Hi Nicholas,
Over the years I've found that many repro Steel Rammers made for 18th century through UnCivil War Period guns have soft soldered buttons or tips. The reason I know this is because when the tips came loose or off, I used low temp silver solder to join them permanently. It is possible the rod you have was made this way as well. I would clamp the rod in a vise, leaving maybe six inches of the forward part sticking out, and heating it with a propane torch to test it. As you heat it, use a pair of smooth jawed or padded pliers to grab it close to the button/tip and pull on it to see if it comes loose.
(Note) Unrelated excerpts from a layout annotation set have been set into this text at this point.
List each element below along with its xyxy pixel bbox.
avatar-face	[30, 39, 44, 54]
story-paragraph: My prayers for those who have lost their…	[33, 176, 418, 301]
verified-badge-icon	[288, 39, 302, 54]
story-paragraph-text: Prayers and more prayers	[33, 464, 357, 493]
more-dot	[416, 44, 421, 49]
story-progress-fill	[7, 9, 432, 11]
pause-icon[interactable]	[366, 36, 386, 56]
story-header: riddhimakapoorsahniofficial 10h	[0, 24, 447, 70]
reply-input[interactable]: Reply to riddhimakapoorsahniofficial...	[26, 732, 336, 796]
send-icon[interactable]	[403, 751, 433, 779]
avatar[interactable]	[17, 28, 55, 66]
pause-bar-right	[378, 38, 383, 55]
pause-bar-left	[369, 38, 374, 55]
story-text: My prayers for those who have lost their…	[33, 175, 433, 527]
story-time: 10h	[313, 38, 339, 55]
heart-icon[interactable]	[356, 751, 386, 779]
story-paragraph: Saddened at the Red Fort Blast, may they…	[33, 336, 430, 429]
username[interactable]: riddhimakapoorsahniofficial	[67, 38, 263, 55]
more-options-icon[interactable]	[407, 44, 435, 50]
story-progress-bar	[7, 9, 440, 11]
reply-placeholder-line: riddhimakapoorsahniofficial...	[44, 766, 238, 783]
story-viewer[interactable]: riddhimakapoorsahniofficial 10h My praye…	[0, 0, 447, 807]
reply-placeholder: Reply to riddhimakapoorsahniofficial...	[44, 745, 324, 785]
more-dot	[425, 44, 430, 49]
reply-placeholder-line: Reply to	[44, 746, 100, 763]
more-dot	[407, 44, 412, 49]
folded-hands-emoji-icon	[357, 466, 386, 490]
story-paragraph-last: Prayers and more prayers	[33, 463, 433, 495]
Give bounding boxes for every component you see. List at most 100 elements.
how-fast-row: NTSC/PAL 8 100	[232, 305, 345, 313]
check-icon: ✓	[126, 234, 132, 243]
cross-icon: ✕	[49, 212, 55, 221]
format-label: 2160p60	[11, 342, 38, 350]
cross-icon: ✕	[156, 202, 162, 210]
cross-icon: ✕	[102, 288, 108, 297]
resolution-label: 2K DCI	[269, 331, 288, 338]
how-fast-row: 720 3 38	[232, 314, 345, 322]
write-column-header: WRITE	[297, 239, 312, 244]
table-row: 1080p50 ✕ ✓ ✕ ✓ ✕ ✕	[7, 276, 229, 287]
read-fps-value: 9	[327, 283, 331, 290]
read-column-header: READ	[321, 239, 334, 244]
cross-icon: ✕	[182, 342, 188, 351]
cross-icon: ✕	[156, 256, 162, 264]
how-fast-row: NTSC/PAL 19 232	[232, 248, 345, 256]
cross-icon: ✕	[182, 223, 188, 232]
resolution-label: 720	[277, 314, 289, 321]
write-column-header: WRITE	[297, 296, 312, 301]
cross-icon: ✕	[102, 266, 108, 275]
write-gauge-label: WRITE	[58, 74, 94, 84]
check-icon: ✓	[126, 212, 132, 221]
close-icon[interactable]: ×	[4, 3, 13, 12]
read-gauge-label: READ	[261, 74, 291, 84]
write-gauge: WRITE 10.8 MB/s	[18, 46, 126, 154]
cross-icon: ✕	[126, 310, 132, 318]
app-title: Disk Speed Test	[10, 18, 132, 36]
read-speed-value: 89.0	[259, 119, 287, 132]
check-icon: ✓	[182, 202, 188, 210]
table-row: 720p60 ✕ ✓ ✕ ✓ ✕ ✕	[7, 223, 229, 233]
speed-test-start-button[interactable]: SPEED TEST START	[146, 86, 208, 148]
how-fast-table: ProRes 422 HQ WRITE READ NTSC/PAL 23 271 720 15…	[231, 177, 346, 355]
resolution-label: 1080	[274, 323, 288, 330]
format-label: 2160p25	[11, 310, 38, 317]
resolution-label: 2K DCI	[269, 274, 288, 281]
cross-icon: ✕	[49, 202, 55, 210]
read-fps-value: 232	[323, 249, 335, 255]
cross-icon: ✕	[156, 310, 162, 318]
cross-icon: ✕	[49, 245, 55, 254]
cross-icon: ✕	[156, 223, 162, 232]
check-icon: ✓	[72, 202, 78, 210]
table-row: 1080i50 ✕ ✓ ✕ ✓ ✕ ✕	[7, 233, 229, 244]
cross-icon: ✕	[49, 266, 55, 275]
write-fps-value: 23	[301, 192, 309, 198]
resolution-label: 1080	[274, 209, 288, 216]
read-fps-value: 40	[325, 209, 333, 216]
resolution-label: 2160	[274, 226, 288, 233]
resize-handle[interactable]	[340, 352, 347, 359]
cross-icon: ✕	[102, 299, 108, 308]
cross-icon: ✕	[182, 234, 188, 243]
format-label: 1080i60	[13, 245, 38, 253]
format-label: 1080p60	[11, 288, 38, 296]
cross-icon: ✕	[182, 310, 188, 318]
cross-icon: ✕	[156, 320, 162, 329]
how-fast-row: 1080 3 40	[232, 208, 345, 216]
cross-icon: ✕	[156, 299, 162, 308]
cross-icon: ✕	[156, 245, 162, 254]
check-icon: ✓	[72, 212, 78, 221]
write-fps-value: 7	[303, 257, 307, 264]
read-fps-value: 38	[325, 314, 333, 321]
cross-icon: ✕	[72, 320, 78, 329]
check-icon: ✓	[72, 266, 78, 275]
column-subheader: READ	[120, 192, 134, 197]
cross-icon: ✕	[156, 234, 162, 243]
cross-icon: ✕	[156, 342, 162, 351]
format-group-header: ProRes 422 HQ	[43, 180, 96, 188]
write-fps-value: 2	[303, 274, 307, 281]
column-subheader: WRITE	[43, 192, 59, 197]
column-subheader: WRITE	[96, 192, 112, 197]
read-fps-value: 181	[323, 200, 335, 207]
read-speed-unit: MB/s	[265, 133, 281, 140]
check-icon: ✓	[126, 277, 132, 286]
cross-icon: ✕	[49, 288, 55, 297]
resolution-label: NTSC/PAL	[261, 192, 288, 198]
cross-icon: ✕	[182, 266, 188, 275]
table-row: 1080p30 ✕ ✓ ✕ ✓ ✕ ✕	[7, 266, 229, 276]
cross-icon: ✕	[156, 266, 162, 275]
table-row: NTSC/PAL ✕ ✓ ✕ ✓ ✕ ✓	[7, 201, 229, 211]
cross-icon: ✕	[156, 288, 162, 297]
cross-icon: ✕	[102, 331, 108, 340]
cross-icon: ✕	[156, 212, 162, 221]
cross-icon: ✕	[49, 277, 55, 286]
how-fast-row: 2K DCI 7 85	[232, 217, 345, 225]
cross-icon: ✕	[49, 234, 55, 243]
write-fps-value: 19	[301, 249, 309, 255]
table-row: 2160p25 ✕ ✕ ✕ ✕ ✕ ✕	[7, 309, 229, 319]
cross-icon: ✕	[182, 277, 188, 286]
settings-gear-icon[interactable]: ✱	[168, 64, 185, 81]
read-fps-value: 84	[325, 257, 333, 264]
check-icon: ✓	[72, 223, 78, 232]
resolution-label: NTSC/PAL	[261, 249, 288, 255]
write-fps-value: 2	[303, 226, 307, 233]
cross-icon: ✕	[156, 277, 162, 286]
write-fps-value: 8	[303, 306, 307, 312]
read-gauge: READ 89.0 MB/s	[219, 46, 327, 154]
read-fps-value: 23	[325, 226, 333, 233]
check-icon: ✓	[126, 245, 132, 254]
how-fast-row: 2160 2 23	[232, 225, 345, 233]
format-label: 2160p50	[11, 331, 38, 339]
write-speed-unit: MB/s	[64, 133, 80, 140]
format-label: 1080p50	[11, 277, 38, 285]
If so and if there is a hole in the button/tip as there usually is, I would just cut the long rod piece off at the length I wanted AND MAKE SURE YOU ADD enough length to go into the hole in the tip/button. I would then hand file that additional length that goes into the tip to the required diameter to go into the button/tip. Then low temp silver solder the two pieces together. .
I have found attempting to just cut off a part of the rammer from the front and thread one end and drilling and tapping a hole in the other end, then turning them on an engine lathe to turn/drill/tap as necessary - to be pretty risky, even when running the lathe as slow as possible. You have to use a steady rest on the long part of the rod and you have to stuff rags around the rod where it comes out the back end of the hollow spindle at the rear of the headstock. It is by far much preferable if there is not much of the rammer that sticks out of the rear of the hollow spindle. Even a far better machinist than I am, could screw it up rather easily, if he/she is not used to doing this kind of work.
While a good welder can easily weld two cut pieces together, the problem is holding the rod and tip/button in alignment so the welder can do the job.
Actually if all you have to do is shorten the Rammer and the diameter of the rod is not a problem to go through the pipes or into the rammer hole in the stock, there is an easier way to do it. I would just cut off the end with the threads for the worm/ball screw. Then hand file that end to a diameter where you can tap it for a worm/ball screw.